Nesses três anos, o senhor destacaria algum erro estratégico da força-tarefa?
Tudo que é feito pode ser feito melhor ou pior do que foi feito. Uma petição que é feita em uma página ou em duas páginas poderia ser feita em mil páginas. Tudo é uma questão de dimensionar recursos humanos, materiais, de acordo com as tarefas, de acordo com a eficiência, de acordo com a probabilidade de resultado e de quanto você precisa investir naquela tarefa. Agora, o nosso critério é, sobretudo, não esse, mas a lei. Se tudo que nós fizemos foi legal, foi regular, segue uma interpretação razoável da lei e da Constituição. Nesse sentido eu posso dizer que todas as decisões nossas foram tomadas em todos os momentos estritamente para seguir a lei, a Constituição e as regras. A lei, é claro, admite divergências, admite discordâncias, admite diversas interpretações, agora, todas as decisões foram tomadas com base em interpretações razoáveis da Constituição e das leis brasileiras.
Qual a expectativa da Lava Jato para os próximos anos?
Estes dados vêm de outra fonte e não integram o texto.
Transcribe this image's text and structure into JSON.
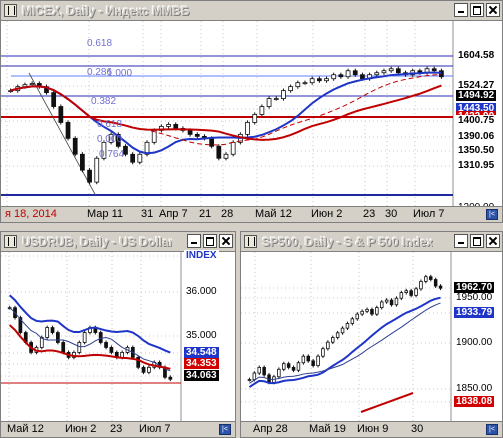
{
  "colors": {
    "background": "#d4d0c8",
    "chart_bg": "#ffffff",
    "ma_blue": "#1f35c8",
    "ma_red": "#c00000",
    "candle": "#111111",
    "tag_black": "#000000",
    "tag_blue": "#1f35c8",
    "tag_red": "#d00000"
  },
  "windows": [
    {
      "id": "micex",
      "title": "MICEX, Daily - Индекс ММВБ",
      "x_labels": [
        "я 18, 2014",
        "Мар 11",
        "31",
        "Апр 7",
        "21",
        "28",
        "Май 12",
        "Июн 2",
        "23",
        "30",
        "Июл 7"
      ],
      "price_levels": [
        "1604.58",
        "1524.27",
        "1494.92",
        "1443.50",
        "1422.90",
        "1400.75",
        "1390.06",
        "1350.50",
        "1310.95",
        "1200.00"
      ],
      "fib_labels": [
        "0.618",
        "0.286",
        "1.000",
        "0.382",
        "0.618",
        "0.000",
        "0.764"
      ]
    },
    {
      "id": "usdrub",
      "title": "USDRUB, Daily - US Dollar vs",
      "x_labels": [
        "Май 12",
        "Июн 2",
        "23",
        "Июл 7"
      ],
      "price_levels": [
        "INDEX",
        "36.000",
        "35.000",
        "34.548",
        "34.353",
        "34.063"
      ]
    },
    {
      "id": "sp500",
      "title": "SP500, Daily - S & P 500 Index",
      "x_labels": [
        "Апр 28",
        "Май 19",
        "Июн 9",
        "30"
      ],
      "price_levels": [
        "1962.70",
        "1950.00",
        "1933.79",
        "1900.00",
        "1850.00",
        "1838.08"
      ]
    }
  ],
  "chart_data": [
    {
      "type": "candlestick",
      "title": "MICEX, Daily - Индекс ММВБ",
      "x": [
        "я 18, 2014",
        "Мар 11",
        "31",
        "Апр 7",
        "21",
        "28",
        "Май 12",
        "Июн 2",
        "23",
        "30",
        "Июл 7"
      ],
      "series": [
        {
          "values": [
            1460,
            1470,
            1475,
            1478,
            1470,
            1455,
            1420,
            1380,
            1340,
            1300,
            1260,
            1230,
            1290,
            1330,
            1350,
            1320,
            1300,
            1280,
            1300,
            1330,
            1360,
            1370,
            1375,
            1365,
            1360,
            1350,
            1345,
            1340,
            1320,
            1290,
            1300,
            1330,
            1350,
            1380,
            1400,
            1420,
            1440,
            1440,
            1460,
            1470,
            1480,
            1480,
            1490,
            1485,
            1490,
            1500,
            1495,
            1510,
            1500,
            1490,
            1500,
            1505,
            1510,
            1515,
            1505,
            1500,
            1510,
            1505,
            1515,
            1510,
            1495
          ]
        }
      ],
      "ylim": [
        1180,
        1620
      ],
      "fibonacci": [
        "0.618",
        "0.286",
        "1.000",
        "0.382",
        "0.618",
        "0.000",
        "0.764"
      ]
    },
    {
      "type": "candlestick",
      "title": "USDRUB, Daily - US Dollar vs",
      "x": [
        "Май 12",
        "Июн 2",
        "23",
        "Июл 7"
      ],
      "series": [
        {
          "values": [
            35.5,
            35.3,
            35.0,
            34.8,
            34.6,
            34.7,
            34.9,
            35.1,
            35.0,
            34.8,
            34.6,
            34.5,
            34.6,
            34.8,
            35.0,
            35.1,
            35.0,
            34.8,
            34.7,
            34.6,
            34.5,
            34.6,
            34.7,
            34.5,
            34.3,
            34.2,
            34.3,
            34.4,
            34.3,
            34.1,
            34.06
          ]
        }
      ],
      "ylim": [
        33.3,
        36.5
      ]
    },
    {
      "type": "candlestick",
      "title": "SP500, Daily - S & P 500 Index",
      "x": [
        "Апр 28",
        "Май 19",
        "Июн 9",
        "30"
      ],
      "series": [
        {
          "values": [
            1865,
            1872,
            1878,
            1870,
            1862,
            1868,
            1876,
            1882,
            1878,
            1875,
            1883,
            1890,
            1885,
            1880,
            1890,
            1898,
            1905,
            1910,
            1915,
            1920,
            1925,
            1930,
            1935,
            1938,
            1940,
            1935,
            1942,
            1948,
            1950,
            1945,
            1952,
            1958,
            1960,
            1955,
            1962,
            1970,
            1975,
            1972,
            1965,
            1962.7
          ]
        }
      ],
      "ylim": [
        1825,
        1995
      ]
    }
  ]
}
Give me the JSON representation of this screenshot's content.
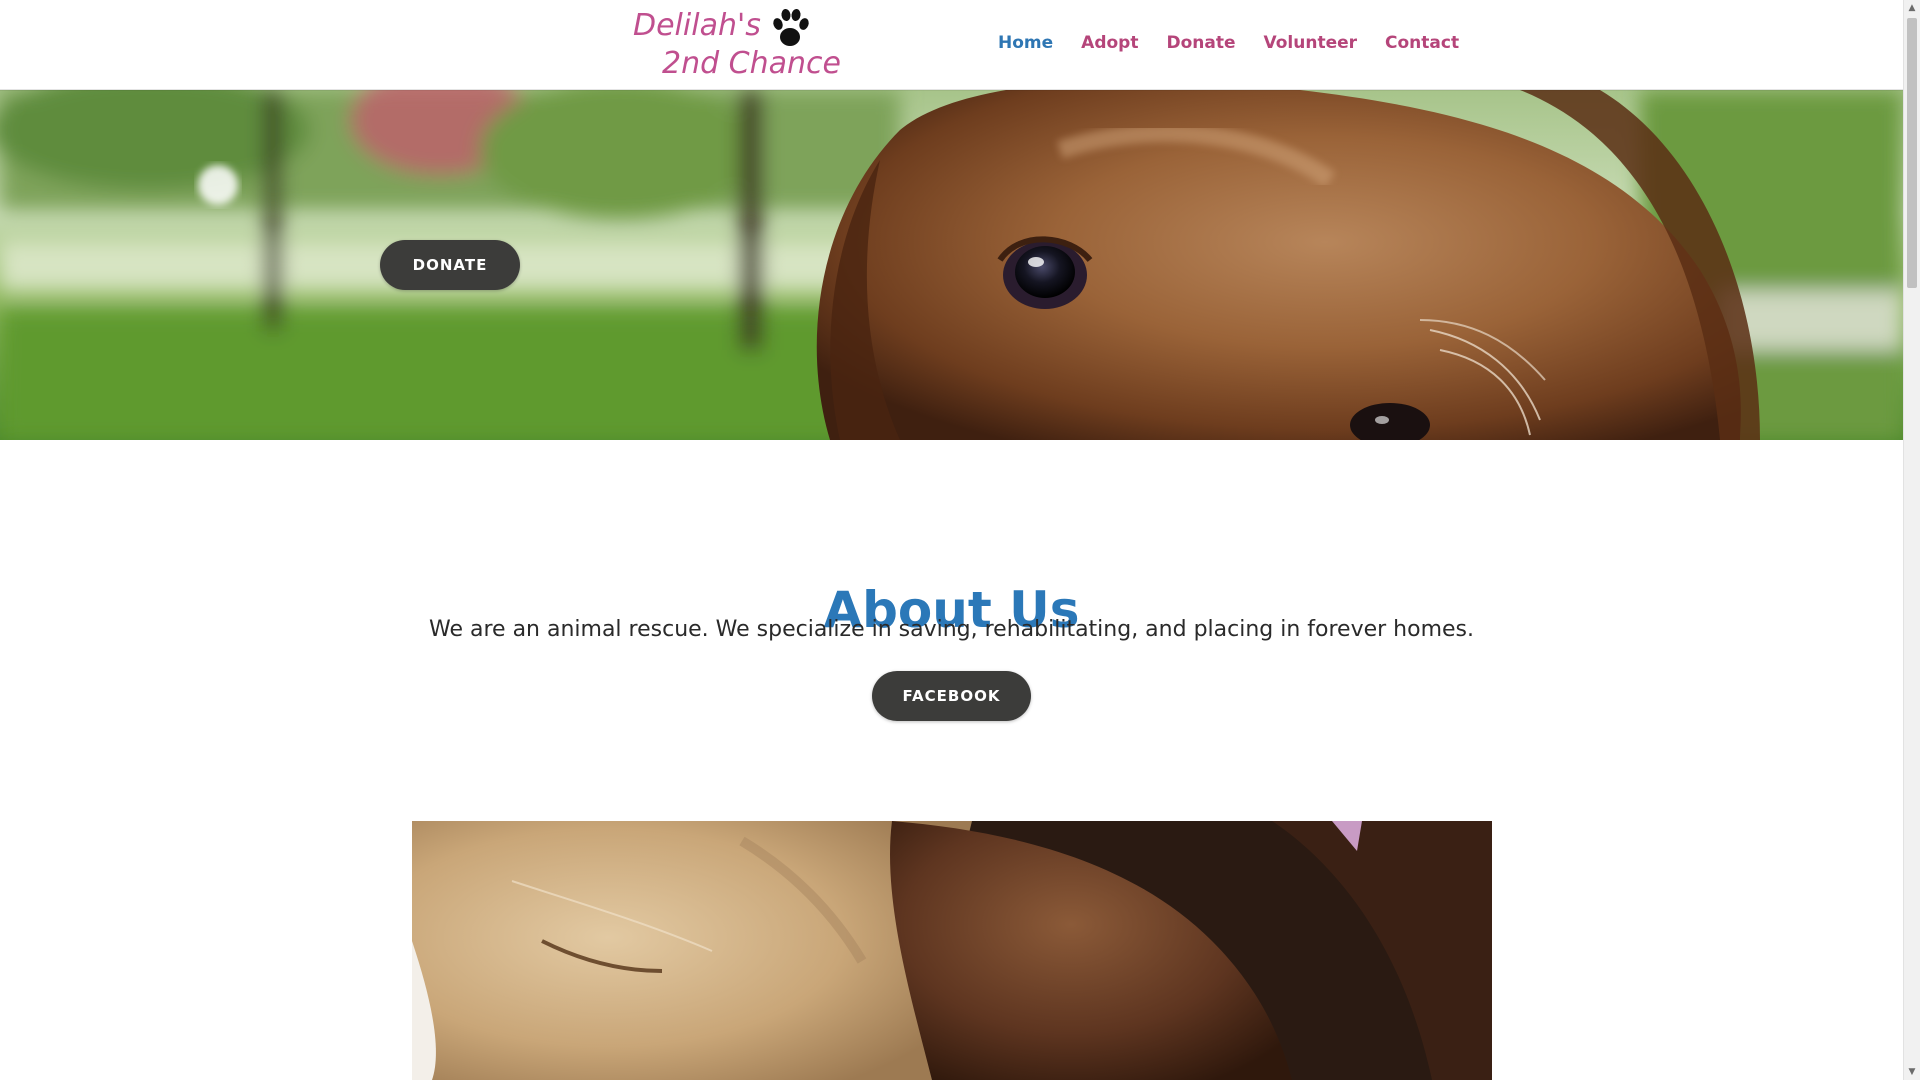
{
  "site": {
    "logo_line1": "Delilah's",
    "logo_line2": "2nd Chance",
    "logo_color": "#c04f8f"
  },
  "nav": {
    "items": [
      {
        "label": "Home",
        "active": true
      },
      {
        "label": "Adopt",
        "active": false
      },
      {
        "label": "Donate",
        "active": false
      },
      {
        "label": "Volunteer",
        "active": false
      },
      {
        "label": "Contact",
        "active": false
      }
    ],
    "active_color": "#2e76b3",
    "link_color": "#b5457a"
  },
  "hero": {
    "button_label": "DONATE",
    "image_subject": "close-up of a golden retriever face in a park"
  },
  "about": {
    "title": "About Us",
    "text": "We are an animal rescue. We specialize in saving, rehabilitating, and placing in forever homes.",
    "button_label": "FACEBOOK",
    "title_color": "#2b78b8"
  },
  "bottom_photo": {
    "image_subject": "two puppies sleeping together"
  },
  "icons": {
    "logo_icon": "paw-print-icon",
    "scroll_up": "chevron-up-icon",
    "scroll_down": "chevron-down-icon"
  },
  "button_color": "#3c3c3a"
}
A minha maior expectativa pessoal é que isso resulte em reformas. O caso já produziu resultados maiores que qualquer outro caso na história. A grande diferença que podemos ter no futuro são reformas que façam com que as pessoas sejam punidas, não só na Lava Jato, mas também nos outros 97% dos casos que produzem hoje impunidade. As prisões servem para estancar crimes em andamento, mas elas não produzem por si só as transformações dos incentivos, a redução dos incentivos no sistema político à corrupção.